Fishing is good for largemouth bass, striped bass, channel catfish, white catfish, black crappie, bluegill, redbreast sunfish, redear sunfish or shellcrackers, spotted sunfish, warmouth and chain pickerel in Lake Harris. But the go-to fish for most anglers is the largemouth bass. Starting in the winter, deeper areas like Johnson’s Point is a good spot to fish, but it’s a wide open area. In the spring, fishing is really good around the grass, pads, reeds and cattails, which is great for flipping jigs or creature baits. The best areas are those with at least two feet of water and a variety of plant types. Usually the fish bed up in pockets or around points.
Fishing is good in all the pockets and smaller coves in each lake. Even the canals of Venetian Gardens have been known to give up good bass. There are also good bass in the Ninth Street canals, but they are extremely popular and heavily fished.
The entrance to the Palatlakaha River, Helena’s Run, the bay at Hickory Point Park, Dead River and Green Cove, plus any of the canals are good to fish. Remember to fish the shallower areas in the spring and out further after the spawn. Fish will follow the baitfish, too, so that is a key to finding the largemouths.
It may be the smaller area of the lake, but Little Lake Harris comes up big when it comes to bass. This may not be the quietest place you’ve ever fished, since the lake’s northern shore is a landing approach zone for the Leesburg International Airport, but it’s worth the noise to catch seven, eight and nine pound lunkers. This lake is full of large lily pads and is also ringed with reeds and cattails. The deeper areas of the shore are popular for flipping all year long.
Bass do attract most of the anglers here, but crappie fishing is really good too, especially in spring when the fish go shallow and in the winter, when they school up over cover in the deeper water. Fish don’t run really big here, but can provide a lot of action. Bream fishing is good in the inlets and coves, especially around where docks and wood are combined with the fields of grass. Lake Harris primarily receives flow from the Palatlakaha River coming from the Clermont Chain of lakes to the south. Other water flows into the lake from Helena Run and the springs in Yalaha. This keeps the water fertile and prime for producing trophy largemouths.

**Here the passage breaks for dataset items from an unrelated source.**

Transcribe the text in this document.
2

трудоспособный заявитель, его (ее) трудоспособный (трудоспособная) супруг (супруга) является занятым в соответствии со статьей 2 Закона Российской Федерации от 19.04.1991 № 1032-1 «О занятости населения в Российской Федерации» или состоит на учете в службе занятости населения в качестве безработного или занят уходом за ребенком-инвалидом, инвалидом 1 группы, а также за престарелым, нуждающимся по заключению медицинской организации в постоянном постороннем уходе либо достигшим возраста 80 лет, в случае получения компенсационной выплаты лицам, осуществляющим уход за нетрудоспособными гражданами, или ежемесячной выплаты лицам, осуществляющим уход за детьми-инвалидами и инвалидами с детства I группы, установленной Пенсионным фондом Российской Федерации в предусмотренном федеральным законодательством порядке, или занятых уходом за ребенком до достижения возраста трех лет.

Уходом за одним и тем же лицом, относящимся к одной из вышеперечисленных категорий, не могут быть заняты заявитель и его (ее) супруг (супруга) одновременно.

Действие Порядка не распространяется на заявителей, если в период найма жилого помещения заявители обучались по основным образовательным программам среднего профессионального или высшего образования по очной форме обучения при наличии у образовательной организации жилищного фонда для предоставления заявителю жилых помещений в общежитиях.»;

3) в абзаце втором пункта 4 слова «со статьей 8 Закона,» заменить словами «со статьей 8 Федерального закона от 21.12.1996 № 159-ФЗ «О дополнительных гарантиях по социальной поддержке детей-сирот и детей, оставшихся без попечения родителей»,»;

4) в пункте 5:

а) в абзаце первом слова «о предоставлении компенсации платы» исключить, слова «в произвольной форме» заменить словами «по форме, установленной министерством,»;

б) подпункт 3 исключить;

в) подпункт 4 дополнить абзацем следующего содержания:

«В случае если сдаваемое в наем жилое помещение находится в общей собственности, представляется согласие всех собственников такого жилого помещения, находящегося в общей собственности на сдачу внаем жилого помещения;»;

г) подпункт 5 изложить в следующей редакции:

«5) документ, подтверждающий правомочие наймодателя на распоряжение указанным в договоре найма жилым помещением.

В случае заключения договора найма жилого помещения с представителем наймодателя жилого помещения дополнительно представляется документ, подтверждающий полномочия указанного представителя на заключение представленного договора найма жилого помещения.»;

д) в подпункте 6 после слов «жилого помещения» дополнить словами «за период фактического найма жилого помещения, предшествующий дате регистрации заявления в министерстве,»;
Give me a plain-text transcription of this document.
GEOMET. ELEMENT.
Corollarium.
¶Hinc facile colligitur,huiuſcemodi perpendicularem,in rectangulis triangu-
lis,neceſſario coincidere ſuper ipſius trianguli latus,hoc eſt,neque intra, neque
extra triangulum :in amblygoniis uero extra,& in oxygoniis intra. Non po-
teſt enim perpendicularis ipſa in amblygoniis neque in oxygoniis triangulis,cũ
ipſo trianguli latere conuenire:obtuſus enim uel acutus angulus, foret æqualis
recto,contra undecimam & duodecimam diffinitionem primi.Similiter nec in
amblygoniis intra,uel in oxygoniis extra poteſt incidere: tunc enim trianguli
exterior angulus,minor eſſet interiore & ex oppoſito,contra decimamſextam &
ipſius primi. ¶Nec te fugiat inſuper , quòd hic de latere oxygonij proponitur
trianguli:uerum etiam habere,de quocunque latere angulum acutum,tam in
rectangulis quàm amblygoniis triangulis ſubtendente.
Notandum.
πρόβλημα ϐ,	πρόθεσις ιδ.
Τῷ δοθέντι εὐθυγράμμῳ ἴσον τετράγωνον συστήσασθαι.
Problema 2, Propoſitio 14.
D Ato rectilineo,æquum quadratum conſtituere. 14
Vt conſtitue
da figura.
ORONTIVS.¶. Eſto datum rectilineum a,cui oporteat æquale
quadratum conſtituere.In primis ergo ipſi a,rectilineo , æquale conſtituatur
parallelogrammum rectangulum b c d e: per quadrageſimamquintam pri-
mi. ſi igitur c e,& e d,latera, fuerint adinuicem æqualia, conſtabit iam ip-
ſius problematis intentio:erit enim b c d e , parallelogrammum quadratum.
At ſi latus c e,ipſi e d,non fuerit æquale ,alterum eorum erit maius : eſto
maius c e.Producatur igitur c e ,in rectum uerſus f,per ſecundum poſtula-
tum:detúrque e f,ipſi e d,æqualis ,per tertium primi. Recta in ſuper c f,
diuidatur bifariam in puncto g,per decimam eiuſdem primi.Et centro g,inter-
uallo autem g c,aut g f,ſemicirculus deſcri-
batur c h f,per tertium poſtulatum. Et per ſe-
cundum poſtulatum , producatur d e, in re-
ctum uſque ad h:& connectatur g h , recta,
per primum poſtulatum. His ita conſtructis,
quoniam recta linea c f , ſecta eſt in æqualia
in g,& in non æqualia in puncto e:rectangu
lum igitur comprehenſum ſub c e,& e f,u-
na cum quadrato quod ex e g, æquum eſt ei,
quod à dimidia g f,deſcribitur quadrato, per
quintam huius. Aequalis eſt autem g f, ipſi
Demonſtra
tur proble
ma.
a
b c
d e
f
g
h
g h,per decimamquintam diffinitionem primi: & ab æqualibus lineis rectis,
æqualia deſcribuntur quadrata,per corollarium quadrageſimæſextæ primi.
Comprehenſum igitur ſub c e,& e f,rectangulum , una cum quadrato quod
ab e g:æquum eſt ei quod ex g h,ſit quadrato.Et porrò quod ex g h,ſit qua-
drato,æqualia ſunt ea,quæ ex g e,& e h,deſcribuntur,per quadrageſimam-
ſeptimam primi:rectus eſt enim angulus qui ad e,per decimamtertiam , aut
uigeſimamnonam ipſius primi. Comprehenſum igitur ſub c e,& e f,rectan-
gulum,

There are several marinas on the lake, including Venetian Cove Marina, Banana Cove Marina, Palm Gardens Restaurant and Marina, Fisherman’s Cove, Marina Del Rey and Lake Harris Lodge. Public launching areas on Lake Harris include just off of U.S. Route 27 to the west; Venetian Gardens near the Howey-in-the-Hills bridge off SR 19 and a small ramp located on the east side of Little Lake Harris in Astatula.
Lake Harris is located just to the east of the Florida Turnpike near the towns of Leesburg and Okahumpka to the west. Other lakes in the Harris chain of lakes include Lake Eustis, Lake Dora, Lake Griffin, Lake Yale and Lake Apopka. The lake is about halfway between Orlando and Ocala, so there are lots of things to do, places to stay and plenty of good food within a relatively short drive away.